Firstly, that doing business in China is less expensive than in more developed markets – this is no longer true. You pay a premium for almost anything in the sector whether that is getting your product registered, recruiting quality people or building infrastructure. Creating something independently in China is expensive and takes time. This together with the delayed time of registering products and the complex market access process makes the ROI model challenging. In order to build a profitable and sustainable business one needs to excel on all fronts – in order to do this the right people and correct levels of investment are required.

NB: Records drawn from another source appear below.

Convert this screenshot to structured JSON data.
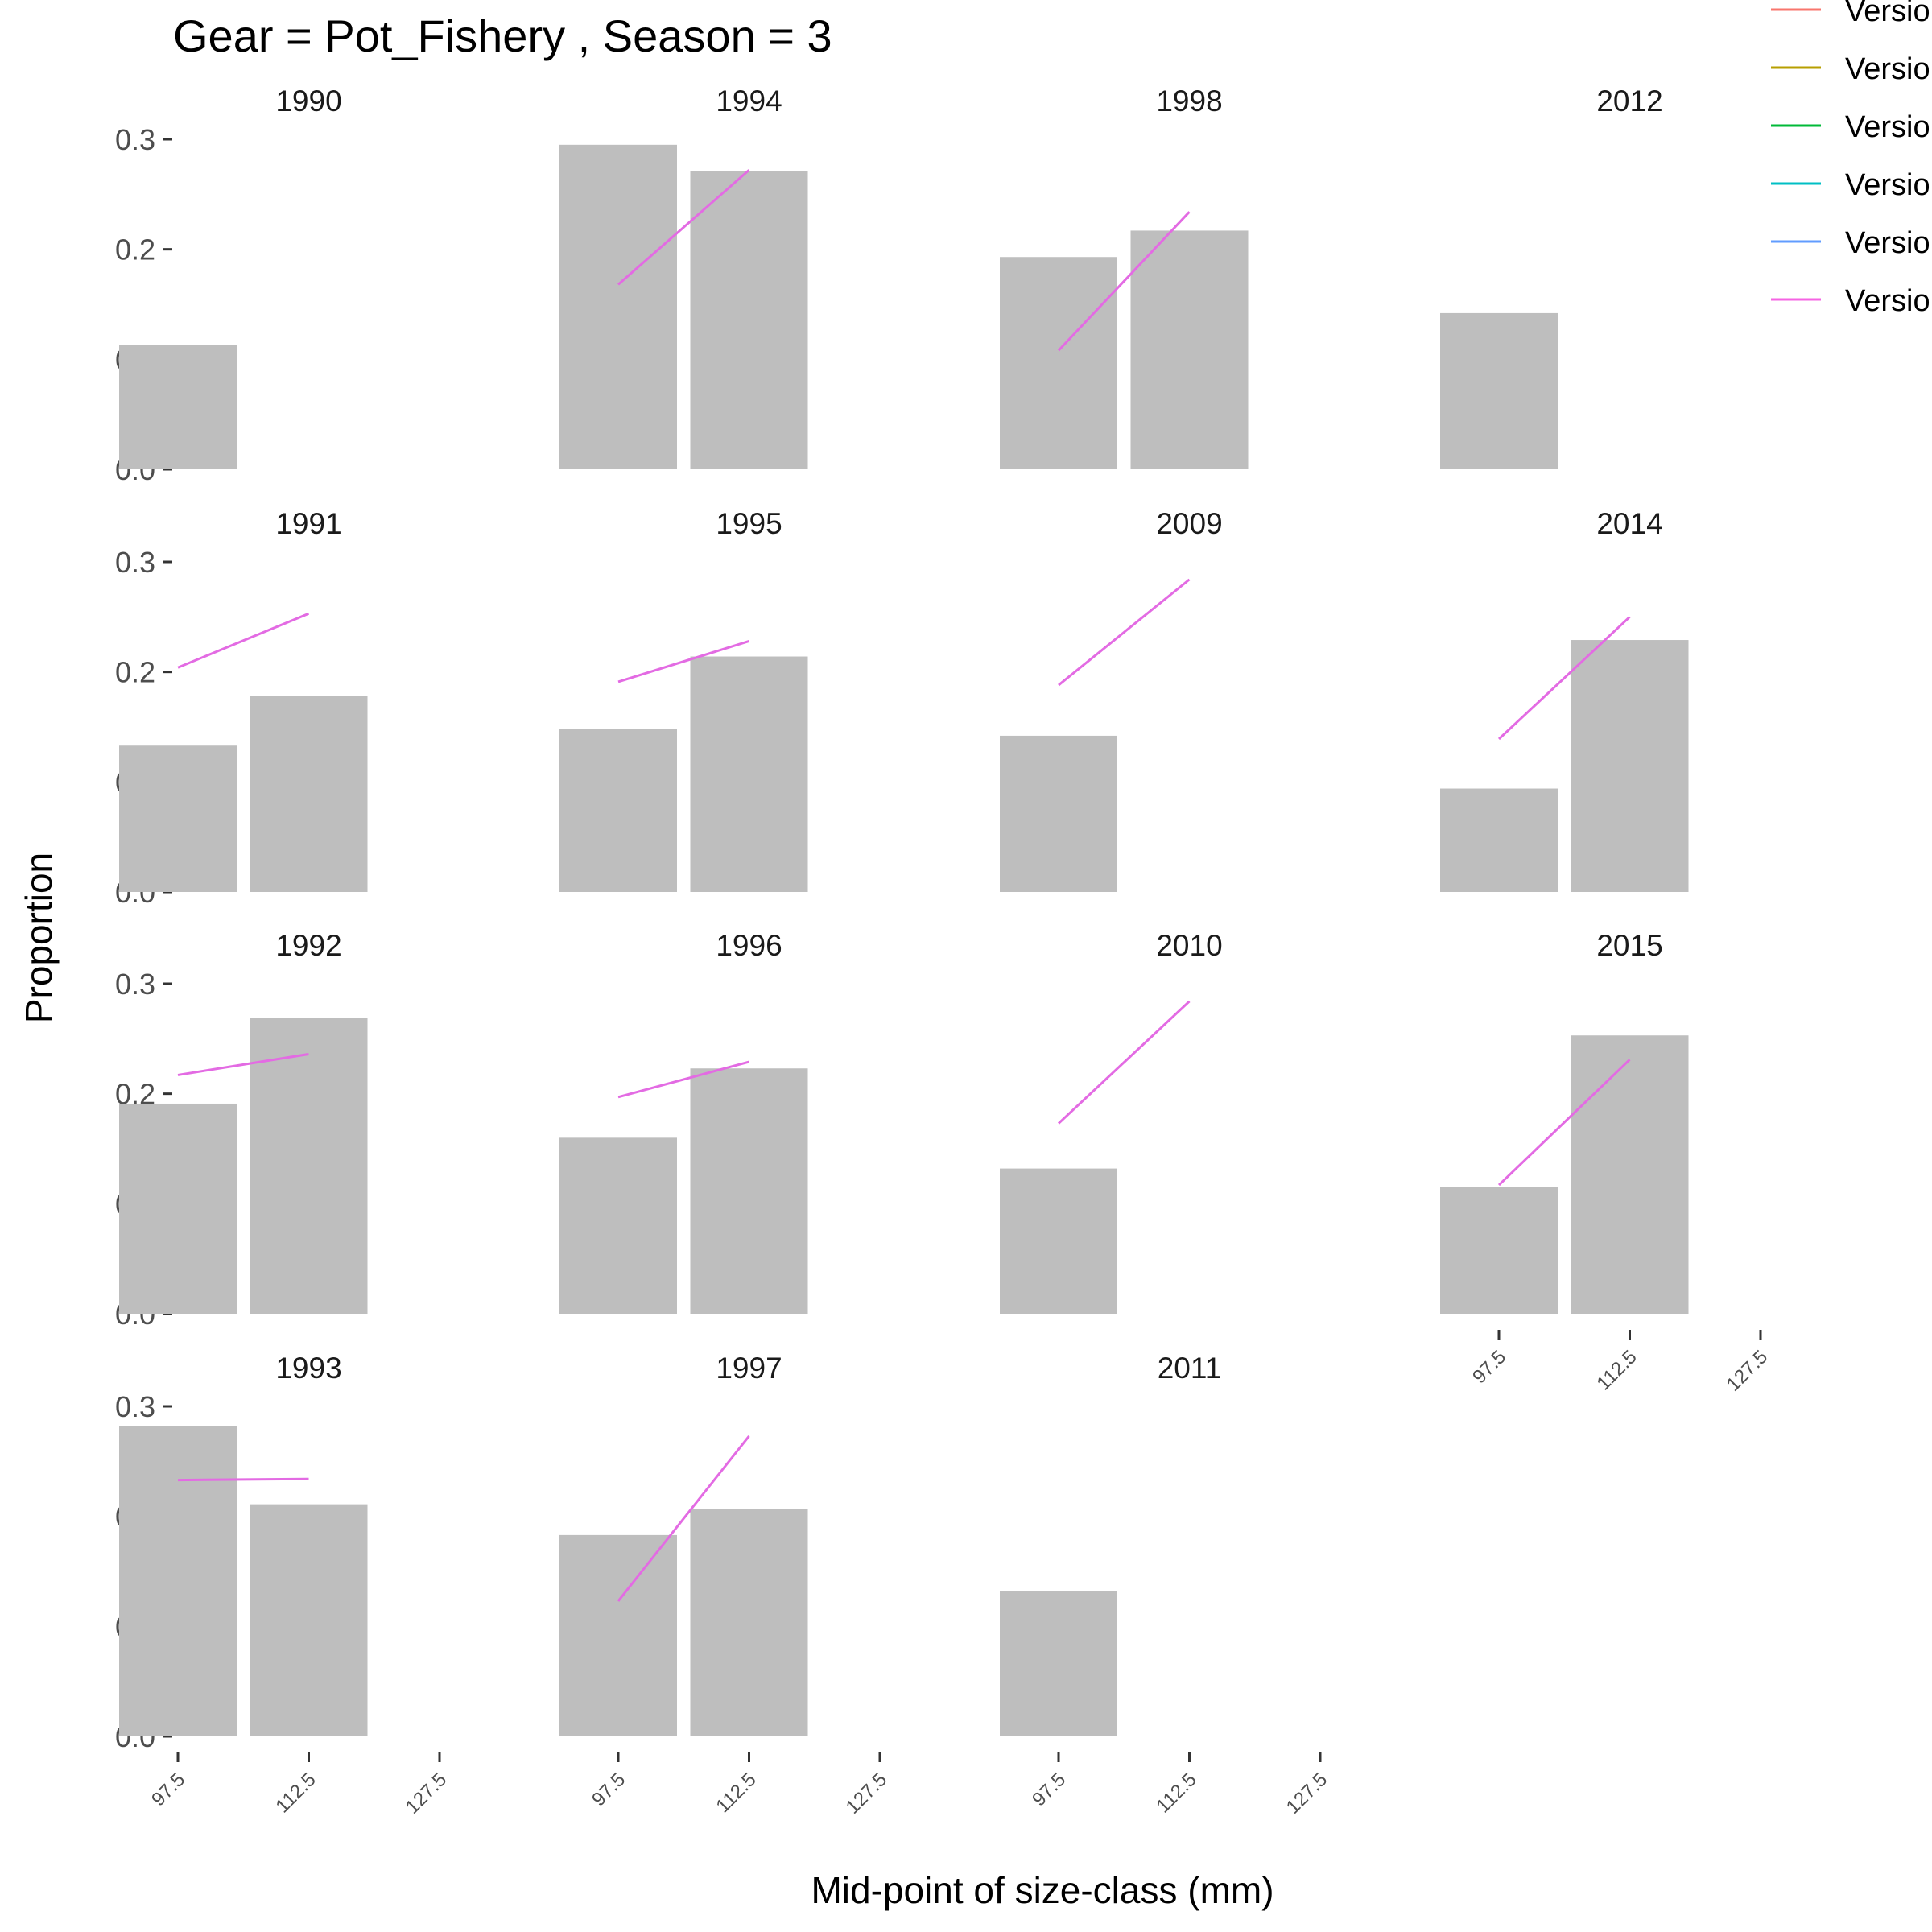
{
  "chart_data": {
    "type": "bar",
    "title": "Gear = Pot_Fishery , Season = 3",
    "xlabel": "Mid-point of size-class (mm)",
    "ylabel": "Proportion",
    "ylim": [
      0,
      0.3
    ],
    "y_ticks": [
      "0.0",
      "0.1",
      "0.2",
      "0.3"
    ],
    "y_tick_values": [
      0,
      0.1,
      0.2,
      0.3
    ],
    "x_ticks": [
      "97.5",
      "112.5",
      "127.5"
    ],
    "x_tick_values": [
      97.5,
      112.5,
      127.5
    ],
    "grid": false,
    "bar_color": "#bebebe",
    "line_color": "#e36be3",
    "legend": {
      "placement": "top-right",
      "entries": [
        {
          "label": "Versio",
          "color": "#f8766d"
        },
        {
          "label": "Versio",
          "color": "#b79f00"
        },
        {
          "label": "Versio",
          "color": "#00ba38"
        },
        {
          "label": "Versio",
          "color": "#00bfc4"
        },
        {
          "label": "Versio",
          "color": "#619cff"
        },
        {
          "label": "Versio",
          "color": "#f564e3"
        }
      ]
    },
    "panels": [
      {
        "year": "1990",
        "col": 0,
        "row": 0,
        "bars": [
          0.113,
          null
        ],
        "line": null,
        "show_x_axis": false
      },
      {
        "year": "1994",
        "col": 1,
        "row": 0,
        "bars": [
          0.295,
          0.271
        ],
        "line": [
          0.168,
          0.272
        ],
        "show_x_axis": false
      },
      {
        "year": "1998",
        "col": 2,
        "row": 0,
        "bars": [
          0.193,
          0.217
        ],
        "line": [
          0.108,
          0.234
        ],
        "show_x_axis": false
      },
      {
        "year": "2012",
        "col": 3,
        "row": 0,
        "bars": [
          0.142,
          null
        ],
        "line": null,
        "show_x_axis": false
      },
      {
        "year": "1991",
        "col": 0,
        "row": 1,
        "bars": [
          0.133,
          0.178
        ],
        "line": [
          0.204,
          0.253
        ],
        "show_x_axis": false
      },
      {
        "year": "1995",
        "col": 1,
        "row": 1,
        "bars": [
          0.148,
          0.214
        ],
        "line": [
          0.191,
          0.228
        ],
        "show_x_axis": false
      },
      {
        "year": "2009",
        "col": 2,
        "row": 1,
        "bars": [
          0.142,
          null
        ],
        "line": [
          0.188,
          0.284
        ],
        "show_x_axis": false
      },
      {
        "year": "2014",
        "col": 3,
        "row": 1,
        "bars": [
          0.094,
          0.229
        ],
        "line": [
          0.139,
          0.25
        ],
        "show_x_axis": false
      },
      {
        "year": "1992",
        "col": 0,
        "row": 2,
        "bars": [
          0.191,
          0.269
        ],
        "line": [
          0.217,
          0.236
        ],
        "show_x_axis": false
      },
      {
        "year": "1996",
        "col": 1,
        "row": 2,
        "bars": [
          0.16,
          0.223
        ],
        "line": [
          0.197,
          0.229
        ],
        "show_x_axis": false
      },
      {
        "year": "2010",
        "col": 2,
        "row": 2,
        "bars": [
          0.132,
          null
        ],
        "line": [
          0.173,
          0.284
        ],
        "show_x_axis": false
      },
      {
        "year": "2015",
        "col": 3,
        "row": 2,
        "bars": [
          0.115,
          0.253
        ],
        "line": [
          0.117,
          0.231
        ],
        "show_x_axis": true
      },
      {
        "year": "1993",
        "col": 0,
        "row": 3,
        "bars": [
          0.282,
          0.211
        ],
        "line": [
          0.233,
          0.234
        ],
        "show_x_axis": true
      },
      {
        "year": "1997",
        "col": 1,
        "row": 3,
        "bars": [
          0.183,
          0.207
        ],
        "line": [
          0.123,
          0.273
        ],
        "show_x_axis": true
      },
      {
        "year": "2011",
        "col": 2,
        "row": 3,
        "bars": [
          0.132,
          null
        ],
        "line": null,
        "show_x_axis": true
      }
    ]
  }
}
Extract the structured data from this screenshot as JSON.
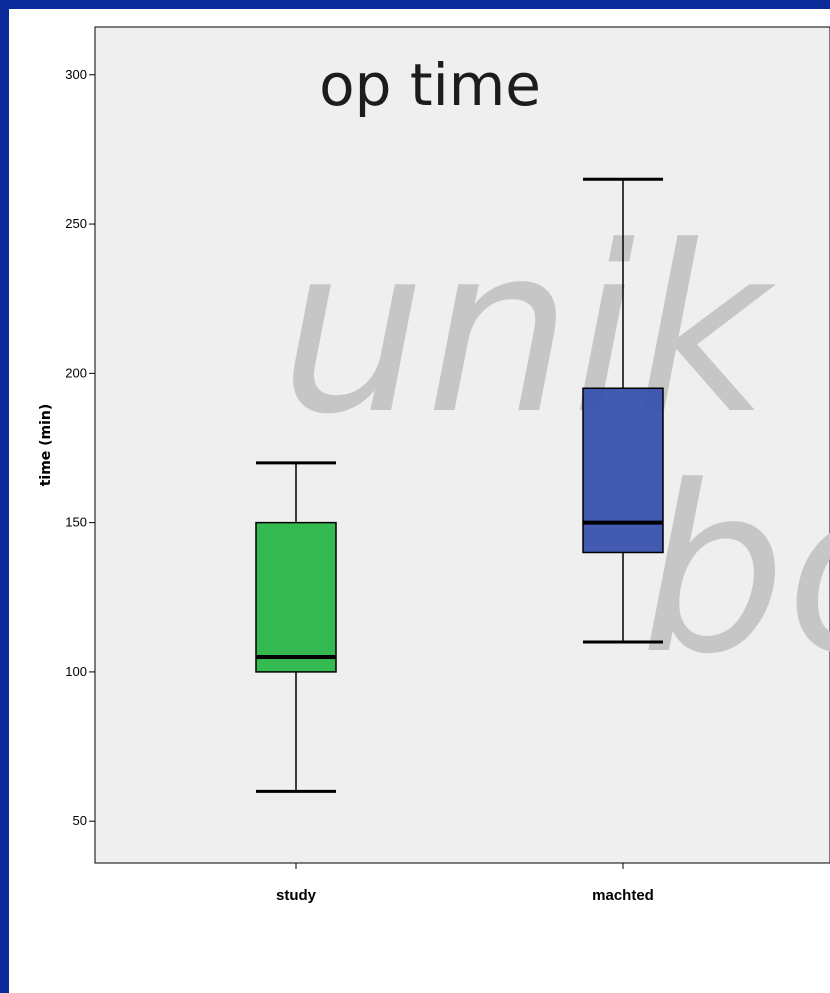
{
  "chart_data": {
    "type": "boxplot",
    "title": "op time",
    "xlabel": "",
    "ylabel": "time (min)",
    "ylim": [
      36,
      316
    ],
    "yticks": [
      50,
      100,
      150,
      200,
      250,
      300
    ],
    "categories": [
      "study",
      "machted"
    ],
    "boxes": [
      {
        "category": "study",
        "min": 60,
        "q1": 100,
        "median": 105,
        "q3": 150,
        "max": 170,
        "color": "#2db84a"
      },
      {
        "category": "machted",
        "min": 110,
        "q1": 140,
        "median": 150,
        "q3": 195,
        "max": 265,
        "color": "#3c55b0"
      }
    ],
    "grid": false,
    "legend": "none"
  },
  "watermark": {
    "line1": "unik",
    "line2": "bo"
  },
  "colors": {
    "frame": "#0b2a9a",
    "plot_bg": "#efefef",
    "page_bg": "#ffffff"
  }
}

Secondly, the constant fear of IP infringement. This is something big Pharma has dealt with and frankly have shown the confidence and commitment to commit to building a presence in China. I want to emphasize: companies that are prudent when they file in China will receive more than sufficient IP protection.

 

Looking ahead, where would you like to see Nuance Biotech in three years?

Growth will be driven via a novel and unique BD, regulatory/medical and commercial capability in China. The second growth lever will be through the companies ambitions to geographically expand into Asia Pac.

Going forward Nuance hopes to offer companies not already present or those not optimally represented in China a differentiated and unique route to enter or grow in China. The Nuance team has a strong track record in commercially scaling assets as is in evidence in the time spent by the team members in AZ & other MNC’s, and more recently the acquisition from UCB.

In summary, Nuance will be an Asia Pac based company, headquartered in China, with a mix of commercial-stage, regulatory stage and development stage assets in its core targeted TA’s. The growth will be underpinned by a strong team, good systems and an MNC compliance platform.